Kaddish pour les vivants

Tristesses

Tristesses © Phile Deprez

Tristesses © Phile Deprez

Sur une île désertée par le temps et les mondes, sur cette scène envahie par la réalité et les enfers contemporains : quatre maisons. Quatre maisons et autant de murs qui nous séparent de nos tristesses. Autant de toits qui protègent nos têtes cassées. Mais cassées par quoi ? Par l’hier qui s’en est allé et le demain qui fait peur. Par ce moment où la vie n’est que présent, et que celui-ci n’est rien d’autre que l’abandon de ceux qui restent par la mort de ceux qui craquent. Et c’est là que c’est intéressant.

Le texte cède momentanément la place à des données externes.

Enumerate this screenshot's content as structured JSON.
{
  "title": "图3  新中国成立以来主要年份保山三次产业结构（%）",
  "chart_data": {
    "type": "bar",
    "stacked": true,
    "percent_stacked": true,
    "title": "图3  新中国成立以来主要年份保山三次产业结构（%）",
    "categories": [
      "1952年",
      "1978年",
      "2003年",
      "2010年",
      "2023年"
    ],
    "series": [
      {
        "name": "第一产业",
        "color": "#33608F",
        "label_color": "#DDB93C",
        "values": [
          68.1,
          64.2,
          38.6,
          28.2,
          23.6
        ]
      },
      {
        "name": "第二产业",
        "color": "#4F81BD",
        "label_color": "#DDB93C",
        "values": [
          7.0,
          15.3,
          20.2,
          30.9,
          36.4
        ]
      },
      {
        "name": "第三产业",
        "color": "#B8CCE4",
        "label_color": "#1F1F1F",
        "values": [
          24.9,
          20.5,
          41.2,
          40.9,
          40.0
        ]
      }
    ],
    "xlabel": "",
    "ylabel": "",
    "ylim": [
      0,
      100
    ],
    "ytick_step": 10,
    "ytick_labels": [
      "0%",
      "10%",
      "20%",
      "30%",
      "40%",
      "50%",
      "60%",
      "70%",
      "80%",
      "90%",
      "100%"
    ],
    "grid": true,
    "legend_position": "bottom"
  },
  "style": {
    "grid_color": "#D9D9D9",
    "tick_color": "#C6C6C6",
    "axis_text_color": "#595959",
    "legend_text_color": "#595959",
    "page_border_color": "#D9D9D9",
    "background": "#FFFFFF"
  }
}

Car alors, quand elle fait ce constat, Anne-Cécile Vandalem ne peut être qu’exactement là où l’artiste doit être : au cœur de l’intersection des temps, et de ces peurs qui ne sont pourtant rien d’autre que le changement. Ce changement qui nous tétanise et nous empêche, alors même que ce n’est que de garanties que nous manquons, mais que les possibles sont infinis. Voilà pour le discours. Car, à voir sur la scène déambuler ces musiciens morts et cette caméra omnivore, c’est peu dire que cela manque d’espoir. Ici, dans ce monde que l’ultraréalisme des mots et des murs renforce, plus rien ne semble possible que d’accepter les odieux discours des fascistes et la désespérance de ceux qui s’entretuent. Seule certitude, alors : par la captation de ces images en direct, la modernité de cet art renforce son aptitude multiséculaire à nous déposer sur les rives de la résilience. Car une fois enregistrés, ces présents tristes et morts ne disparaîtront plus, et la scène, plus que toute religion, transforme le geste de l’artiste en kaddish des vivants. Pour que « ce qui a été demeure », et que nous puissions continuer, malgré tout.